La tavola rotonda del pomeriggio è stata varia e ha offerto molti spunti di riflessione: l’Eco-congregation Ireland ha presentato il suo sistema di premi e ha illustrato i diversi modi in cui le parrocchie si sono impegnate in questo lavoro, mentre il Professor Roy Douglas ha parlato della Chiesa Morava in Irlanda, dell’esperienza di una confessione minore, e ha portato il suo background scientifico alla discussione. Róisín Nic Cóil ha parlato della verifica energetica effettuata dall’Arcidiocesi di Dublino sul proprio patrimonio edilizio (chiese, sale parrocchiali, ecc.), mentre Maureen Rowan della Chiesa Metodista di Dublino 6 ha parlato dell’impegno concreto profuso per essere eco-compatibili in una parrocchia, in qualità di volontaria, e di alcune statistiche sull’energia e dei finanziamenti disponibili a cui hanno attinto per apportare cambiamenti significativi nell’uso e nell’efficienza energetica.

Finbarr Keaveney con Edwin Graham, NI Interfaith Forum e Niamh, Society of Friends representative on Eco-Congregation Ireland (credits: Finbarr Keaveney)

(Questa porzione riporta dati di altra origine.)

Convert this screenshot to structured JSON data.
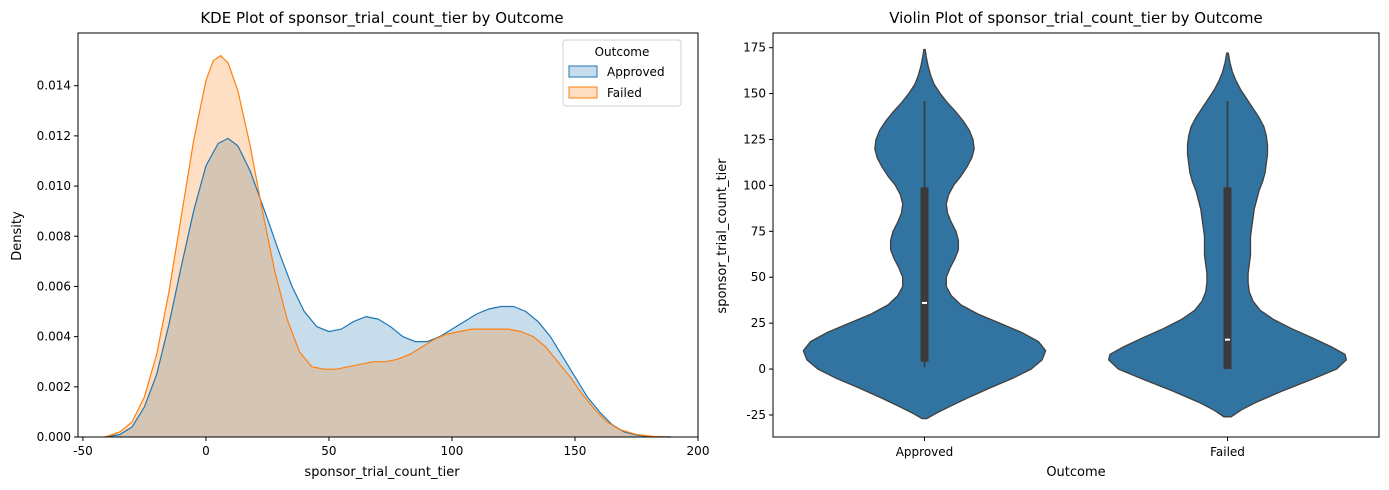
{
  "chart_data": [
    {
      "type": "kde",
      "title": "KDE Plot of sponsor_trial_count_tier by Outcome",
      "xlabel": "sponsor_trial_count_tier",
      "ylabel": "Density",
      "xlim": [
        -52,
        200
      ],
      "ylim": [
        0,
        0.0161
      ],
      "xticks": [
        -50,
        0,
        50,
        100,
        150,
        200
      ],
      "yticks": [
        0.0,
        0.002,
        0.004,
        0.006,
        0.008,
        0.01,
        0.012,
        0.014
      ],
      "ytick_labels": [
        "0.000",
        "0.002",
        "0.004",
        "0.006",
        "0.008",
        "0.010",
        "0.012",
        "0.014"
      ],
      "legend": {
        "title": "Outcome",
        "position": "top-right"
      },
      "series": [
        {
          "name": "Approved",
          "color": "#1f77b4",
          "fill": "rgba(31,119,180,0.25)",
          "points": [
            [
              -41,
              0
            ],
            [
              -35,
              0.0001
            ],
            [
              -30,
              0.0004
            ],
            [
              -25,
              0.0012
            ],
            [
              -20,
              0.0025
            ],
            [
              -15,
              0.0045
            ],
            [
              -10,
              0.0068
            ],
            [
              -5,
              0.009
            ],
            [
              0,
              0.0108
            ],
            [
              5,
              0.0117
            ],
            [
              9,
              0.0119
            ],
            [
              13,
              0.0116
            ],
            [
              18,
              0.0106
            ],
            [
              25,
              0.0087
            ],
            [
              30,
              0.0073
            ],
            [
              35,
              0.006
            ],
            [
              40,
              0.005
            ],
            [
              45,
              0.0044
            ],
            [
              50,
              0.0042
            ],
            [
              55,
              0.0043
            ],
            [
              60,
              0.0046
            ],
            [
              65,
              0.0048
            ],
            [
              70,
              0.0047
            ],
            [
              75,
              0.0044
            ],
            [
              80,
              0.004
            ],
            [
              85,
              0.0038
            ],
            [
              90,
              0.0038
            ],
            [
              95,
              0.004
            ],
            [
              100,
              0.0043
            ],
            [
              105,
              0.0046
            ],
            [
              110,
              0.0049
            ],
            [
              115,
              0.0051
            ],
            [
              120,
              0.0052
            ],
            [
              125,
              0.0052
            ],
            [
              130,
              0.005
            ],
            [
              135,
              0.0046
            ],
            [
              140,
              0.004
            ],
            [
              145,
              0.0032
            ],
            [
              150,
              0.0024
            ],
            [
              155,
              0.0016
            ],
            [
              160,
              0.001
            ],
            [
              165,
              0.0005
            ],
            [
              170,
              0.0002
            ],
            [
              175,
              8e-05
            ],
            [
              180,
              2e-05
            ],
            [
              189,
              0
            ]
          ]
        },
        {
          "name": "Failed",
          "color": "#ff7f0e",
          "fill": "rgba(255,127,14,0.25)",
          "points": [
            [
              -41,
              0
            ],
            [
              -35,
              0.0002
            ],
            [
              -30,
              0.0006
            ],
            [
              -25,
              0.0016
            ],
            [
              -20,
              0.0033
            ],
            [
              -15,
              0.0058
            ],
            [
              -10,
              0.0088
            ],
            [
              -5,
              0.0118
            ],
            [
              0,
              0.0142
            ],
            [
              3,
              0.015
            ],
            [
              6,
              0.0152
            ],
            [
              9,
              0.0149
            ],
            [
              13,
              0.0138
            ],
            [
              18,
              0.0116
            ],
            [
              23,
              0.009
            ],
            [
              28,
              0.0066
            ],
            [
              33,
              0.0047
            ],
            [
              38,
              0.0034
            ],
            [
              43,
              0.0028
            ],
            [
              48,
              0.0027
            ],
            [
              53,
              0.0027
            ],
            [
              58,
              0.0028
            ],
            [
              63,
              0.0029
            ],
            [
              68,
              0.003
            ],
            [
              73,
              0.003
            ],
            [
              78,
              0.0031
            ],
            [
              83,
              0.0033
            ],
            [
              88,
              0.0036
            ],
            [
              93,
              0.0039
            ],
            [
              98,
              0.0041
            ],
            [
              103,
              0.0042
            ],
            [
              108,
              0.0043
            ],
            [
              113,
              0.0043
            ],
            [
              118,
              0.0043
            ],
            [
              123,
              0.0043
            ],
            [
              128,
              0.0042
            ],
            [
              133,
              0.004
            ],
            [
              138,
              0.0036
            ],
            [
              143,
              0.003
            ],
            [
              148,
              0.0024
            ],
            [
              153,
              0.0017
            ],
            [
              158,
              0.0011
            ],
            [
              163,
              0.0006
            ],
            [
              168,
              0.0003
            ],
            [
              175,
              0.0001
            ],
            [
              182,
              2e-05
            ],
            [
              189,
              0
            ]
          ]
        }
      ]
    },
    {
      "type": "violin",
      "title": "Violin Plot of sponsor_trial_count_tier by Outcome",
      "xlabel": "Outcome",
      "ylabel": "sponsor_trial_count_tier",
      "categories": [
        "Approved",
        "Failed"
      ],
      "ylim": [
        -37,
        183
      ],
      "yticks": [
        -25,
        0,
        25,
        50,
        75,
        100,
        125,
        150,
        175
      ],
      "color": "#3274a1",
      "edge_color": "#404040",
      "series": [
        {
          "name": "Approved",
          "profile": [
            [
              -27,
              0.02
            ],
            [
              -24,
              0.1
            ],
            [
              -20,
              0.22
            ],
            [
              -15,
              0.38
            ],
            [
              -10,
              0.55
            ],
            [
              -5,
              0.73
            ],
            [
              0,
              0.88
            ],
            [
              5,
              0.97
            ],
            [
              10,
              1.0
            ],
            [
              15,
              0.94
            ],
            [
              20,
              0.8
            ],
            [
              25,
              0.62
            ],
            [
              30,
              0.44
            ],
            [
              35,
              0.3
            ],
            [
              40,
              0.22
            ],
            [
              45,
              0.18
            ],
            [
              50,
              0.18
            ],
            [
              55,
              0.21
            ],
            [
              60,
              0.25
            ],
            [
              65,
              0.28
            ],
            [
              70,
              0.28
            ],
            [
              75,
              0.26
            ],
            [
              80,
              0.22
            ],
            [
              85,
              0.19
            ],
            [
              90,
              0.18
            ],
            [
              95,
              0.2
            ],
            [
              100,
              0.24
            ],
            [
              105,
              0.3
            ],
            [
              110,
              0.35
            ],
            [
              115,
              0.39
            ],
            [
              120,
              0.41
            ],
            [
              125,
              0.4
            ],
            [
              130,
              0.37
            ],
            [
              135,
              0.32
            ],
            [
              140,
              0.26
            ],
            [
              145,
              0.19
            ],
            [
              150,
              0.13
            ],
            [
              155,
              0.08
            ],
            [
              160,
              0.05
            ],
            [
              165,
              0.03
            ],
            [
              170,
              0.015
            ],
            [
              174,
              0.005
            ]
          ],
          "whisker": [
            1,
            146
          ],
          "q1": 4,
          "q3": 99,
          "median": 36
        },
        {
          "name": "Failed",
          "profile": [
            [
              -26,
              0.03
            ],
            [
              -22,
              0.12
            ],
            [
              -18,
              0.24
            ],
            [
              -12,
              0.45
            ],
            [
              -6,
              0.68
            ],
            [
              0,
              0.9
            ],
            [
              5,
              0.98
            ],
            [
              8,
              0.97
            ],
            [
              12,
              0.86
            ],
            [
              17,
              0.7
            ],
            [
              22,
              0.53
            ],
            [
              27,
              0.38
            ],
            [
              32,
              0.27
            ],
            [
              37,
              0.21
            ],
            [
              42,
              0.18
            ],
            [
              47,
              0.17
            ],
            [
              52,
              0.17
            ],
            [
              57,
              0.18
            ],
            [
              62,
              0.19
            ],
            [
              67,
              0.19
            ],
            [
              72,
              0.19
            ],
            [
              77,
              0.2
            ],
            [
              82,
              0.21
            ],
            [
              87,
              0.22
            ],
            [
              92,
              0.24
            ],
            [
              97,
              0.26
            ],
            [
              102,
              0.29
            ],
            [
              107,
              0.31
            ],
            [
              112,
              0.32
            ],
            [
              117,
              0.33
            ],
            [
              122,
              0.33
            ],
            [
              127,
              0.32
            ],
            [
              132,
              0.3
            ],
            [
              137,
              0.26
            ],
            [
              142,
              0.21
            ],
            [
              147,
              0.16
            ],
            [
              152,
              0.11
            ],
            [
              157,
              0.07
            ],
            [
              162,
              0.04
            ],
            [
              167,
              0.02
            ],
            [
              172,
              0.007
            ]
          ],
          "whisker": [
            0,
            146
          ],
          "q1": 0,
          "q3": 99,
          "median": 16
        }
      ]
    }
  ]
}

I momenti liturgici hanno incluso la “Preghiera per le 7 direzioni” tratta dalla risorsa “Ascoltare la Natura” di Trocaire, una preghiera (con una ciotola d’acqua del Lough Neagh), guidata dall’Arcivescovo Eamon Martin e dal Vescovo Sarah Groves (Presidente della ICC), e una band di tre musicisti che ha arricchito la preghiera. La liturgia finale ha visto il passaggio dal lamento alla speranza, utilizzando un simbolico “fiume di speranza” e le promesse di azione fatte dai partecipanti alla conferenza. Nella ciotola è stata versata acqua proveniente da tutta l’Irlanda, compresi i fiumi di Cork, Dublino e i monti Sperrin nell’Irlanda del Nord, insieme all’acqua glaciale della Groenlandia, benedetta da Papa Leone XIV durante la conferenza Aumentare la Speranza tenutasi a Roma nell’ottobre 2025, e sono state lette le promesse di azione. L’atmosfera vibrante alla fine ha mostrato quanto i partecipanti fossero ispirati e avessero apprezzato la giornata.

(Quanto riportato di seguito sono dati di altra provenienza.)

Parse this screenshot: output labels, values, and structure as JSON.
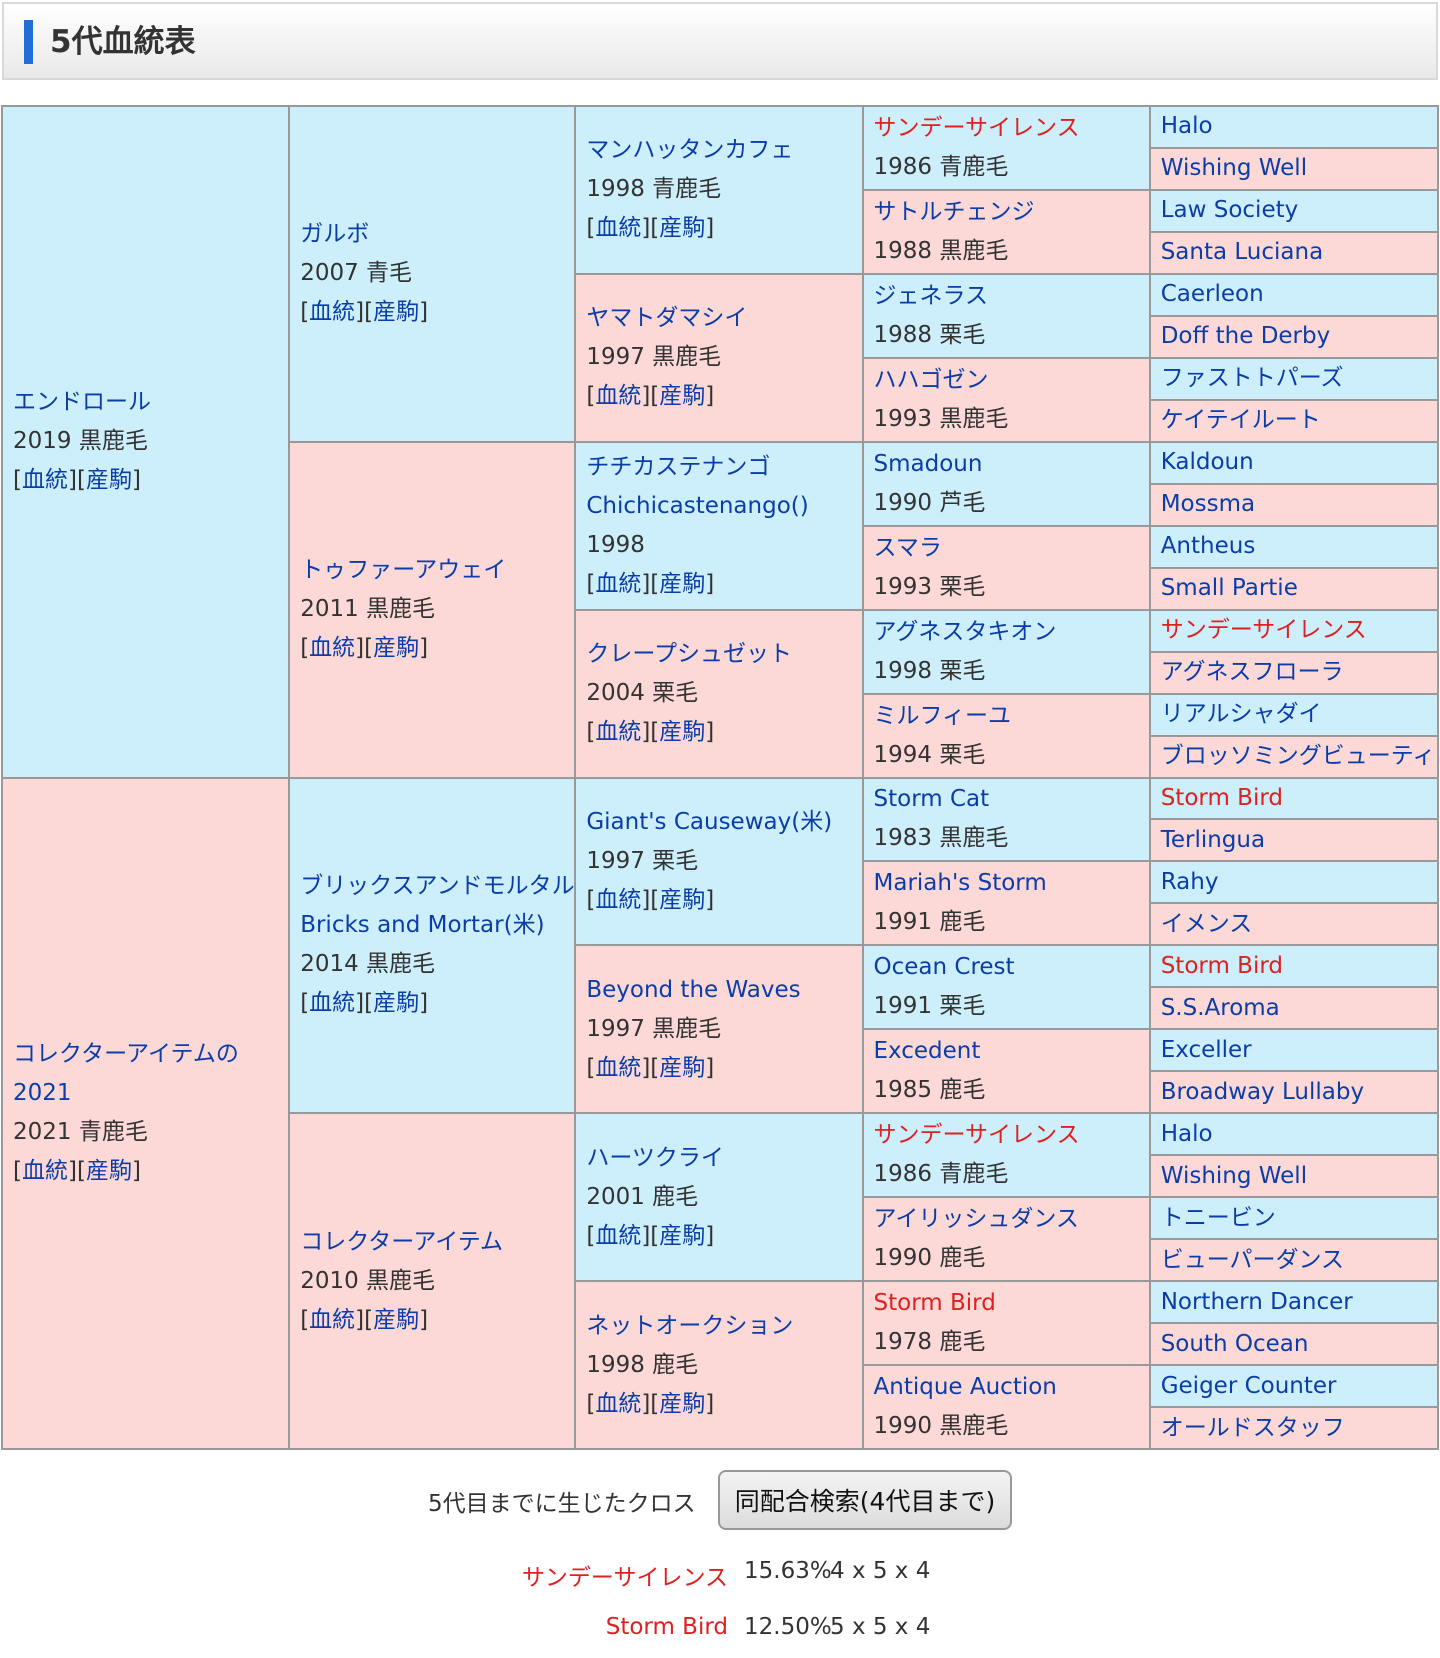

Guardando al futuro, i partecipanti sono stati incoraggiati a sostenere l’iniziativa volta ad affrontare le radici della crisi, tra cui la spinta verso una transizione giusta e l’impegno nel Trattato di Non Proliferazione dei Combustibili Fossili. E a prepararsi per il Tempo del Creato 2026, che si concentrerà sul tema “Acqua viva”. Per le comunità di fede in tutta Irlanda, ciò offre un’opportunità concreta di approfondire l’educazione e l’azione sull’acqua come fonte di vita, comunione e giustizia. Questo potrebbe anche essere un percorso che si potrebbe costruire gradualmente nel tempo, incorporando e valorizzando l’acqua nella liturgia nei prossimi mesi.

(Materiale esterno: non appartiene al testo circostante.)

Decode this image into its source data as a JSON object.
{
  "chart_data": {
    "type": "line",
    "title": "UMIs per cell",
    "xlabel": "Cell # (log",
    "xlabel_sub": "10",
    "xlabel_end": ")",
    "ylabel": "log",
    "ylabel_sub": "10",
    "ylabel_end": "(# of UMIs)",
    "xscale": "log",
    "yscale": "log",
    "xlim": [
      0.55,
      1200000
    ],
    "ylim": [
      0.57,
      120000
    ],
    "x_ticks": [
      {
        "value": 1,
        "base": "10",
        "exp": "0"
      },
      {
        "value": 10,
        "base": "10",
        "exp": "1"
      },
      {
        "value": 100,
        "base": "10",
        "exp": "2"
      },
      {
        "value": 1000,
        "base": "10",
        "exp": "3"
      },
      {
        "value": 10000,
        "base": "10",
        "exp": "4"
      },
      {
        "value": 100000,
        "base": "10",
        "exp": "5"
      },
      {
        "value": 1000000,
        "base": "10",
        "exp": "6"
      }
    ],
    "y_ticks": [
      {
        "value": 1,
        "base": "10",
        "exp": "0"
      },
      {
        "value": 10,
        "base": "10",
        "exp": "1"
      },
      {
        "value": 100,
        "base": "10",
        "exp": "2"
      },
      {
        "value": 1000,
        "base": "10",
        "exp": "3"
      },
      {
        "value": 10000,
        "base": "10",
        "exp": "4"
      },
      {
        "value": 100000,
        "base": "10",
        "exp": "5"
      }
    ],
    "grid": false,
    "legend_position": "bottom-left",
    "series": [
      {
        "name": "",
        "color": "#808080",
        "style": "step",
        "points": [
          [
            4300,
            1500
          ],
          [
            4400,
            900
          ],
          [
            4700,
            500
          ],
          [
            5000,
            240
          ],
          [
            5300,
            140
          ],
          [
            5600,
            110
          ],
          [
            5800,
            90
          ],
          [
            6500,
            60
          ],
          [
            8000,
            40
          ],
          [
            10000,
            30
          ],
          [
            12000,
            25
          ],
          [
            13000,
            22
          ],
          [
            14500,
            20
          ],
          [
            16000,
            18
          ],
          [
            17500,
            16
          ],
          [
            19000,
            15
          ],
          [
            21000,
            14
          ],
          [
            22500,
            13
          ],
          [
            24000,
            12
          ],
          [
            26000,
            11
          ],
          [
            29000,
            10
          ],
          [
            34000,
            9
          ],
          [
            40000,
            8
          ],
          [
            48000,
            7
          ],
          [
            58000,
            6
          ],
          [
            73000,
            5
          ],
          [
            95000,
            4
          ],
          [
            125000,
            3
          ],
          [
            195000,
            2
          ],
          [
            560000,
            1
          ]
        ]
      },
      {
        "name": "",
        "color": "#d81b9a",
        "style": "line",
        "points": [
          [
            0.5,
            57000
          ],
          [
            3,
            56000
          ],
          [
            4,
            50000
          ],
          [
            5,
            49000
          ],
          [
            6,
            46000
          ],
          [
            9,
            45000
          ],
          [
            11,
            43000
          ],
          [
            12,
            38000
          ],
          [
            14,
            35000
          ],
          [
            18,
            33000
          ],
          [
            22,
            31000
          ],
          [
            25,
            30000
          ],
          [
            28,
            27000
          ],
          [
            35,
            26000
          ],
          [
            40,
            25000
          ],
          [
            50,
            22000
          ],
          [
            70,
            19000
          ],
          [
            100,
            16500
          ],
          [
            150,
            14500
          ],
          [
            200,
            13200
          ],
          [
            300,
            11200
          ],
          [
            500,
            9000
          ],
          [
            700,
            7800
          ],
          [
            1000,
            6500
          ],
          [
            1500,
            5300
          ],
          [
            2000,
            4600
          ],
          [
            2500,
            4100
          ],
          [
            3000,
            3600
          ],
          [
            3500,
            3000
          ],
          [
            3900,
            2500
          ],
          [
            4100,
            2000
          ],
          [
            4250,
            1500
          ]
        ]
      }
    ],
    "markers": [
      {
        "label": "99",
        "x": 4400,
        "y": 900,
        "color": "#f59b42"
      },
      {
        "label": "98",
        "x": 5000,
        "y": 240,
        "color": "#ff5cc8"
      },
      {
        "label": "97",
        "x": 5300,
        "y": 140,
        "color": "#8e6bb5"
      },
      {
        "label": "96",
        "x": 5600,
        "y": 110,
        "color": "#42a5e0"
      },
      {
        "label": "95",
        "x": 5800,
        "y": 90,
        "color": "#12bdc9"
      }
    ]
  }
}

L’Arcivescovo Eamon Martin ha ricordato il detto irlandese: “Ní neart go cur le chéile” (non c’è forza senza unità). La conferenza di Newry è servita come un potente promemoria del fatto che quando camminiamo insieme, ascoltando, imparando e agendo, anche i piccoli passi possono diventare una corrente viva di speranza.